Porcine Epidemic Diarrhea virus (PEDv), which causes diarrhea, vomiting and severe dehydration is transmitted orally and through pig faeces. While older pigs have a chance of survival, the virus kills 80 to 100 percent of piglets that contract it.
The total number of confirmed cases has increased to 2,692 in 23 states as of the week ended January 25. Nearly 40 percent of the cases, 1,006, were confirmed in Iowa, the top U.S. pork producing state.
As defined by the USDA, each diagnostic case could represent multiple animals at either a single farm site or several locations. The USDA's NAHLN released its latest PEDv data on Wednesday. (here)

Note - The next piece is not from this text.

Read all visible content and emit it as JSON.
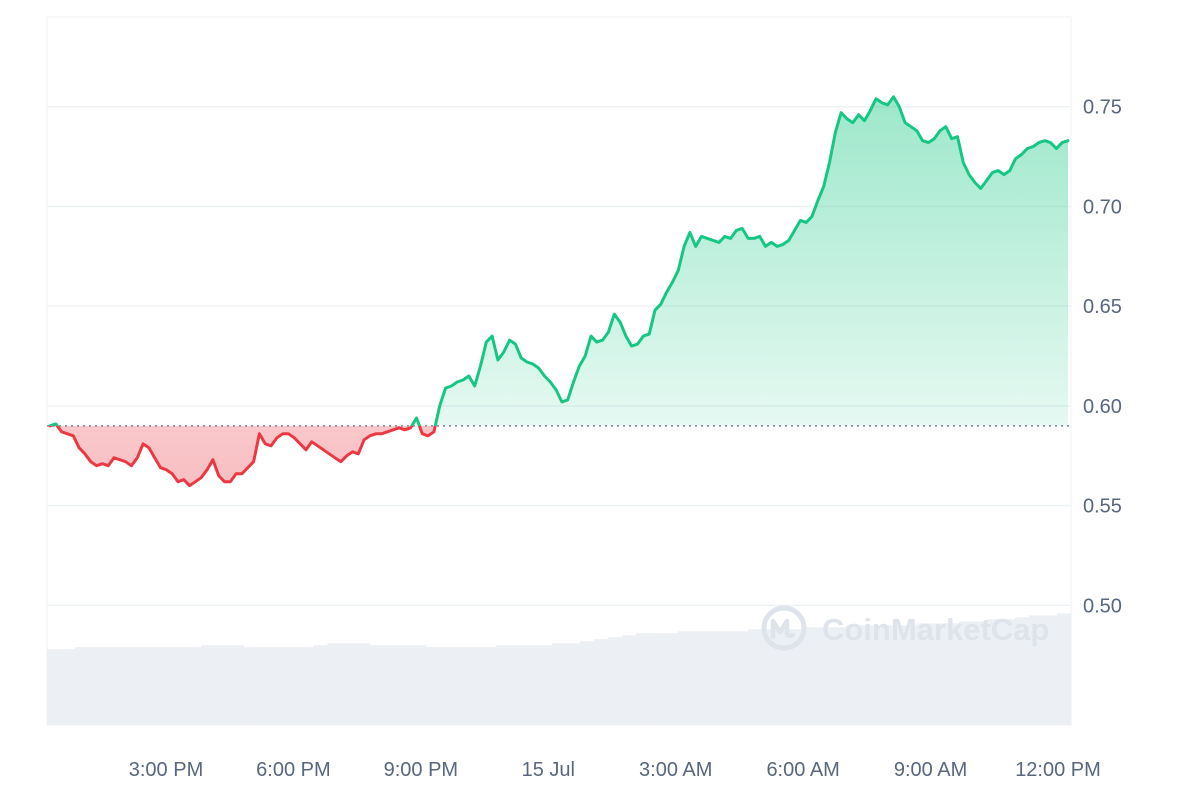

There are no official figures for pigs lost to the PEDv - which does not affect humans - but up to 4 million pigs may have died from the virus, according to industry analyst estimates. Additionally, the virus was confirmed in Canada last week.
PEDv has spread to a fourth farm in the Canadian province of Ontario, the provincial government said on Wednesday, despite the hog industry’s efforts to stop it by disinfecting delivery trucks and clothing used on farms.
PEDv has forced the U.S. hog industry to increase its biosecurity measures and has fueled concerns hog supplies will slump in the spring and summer.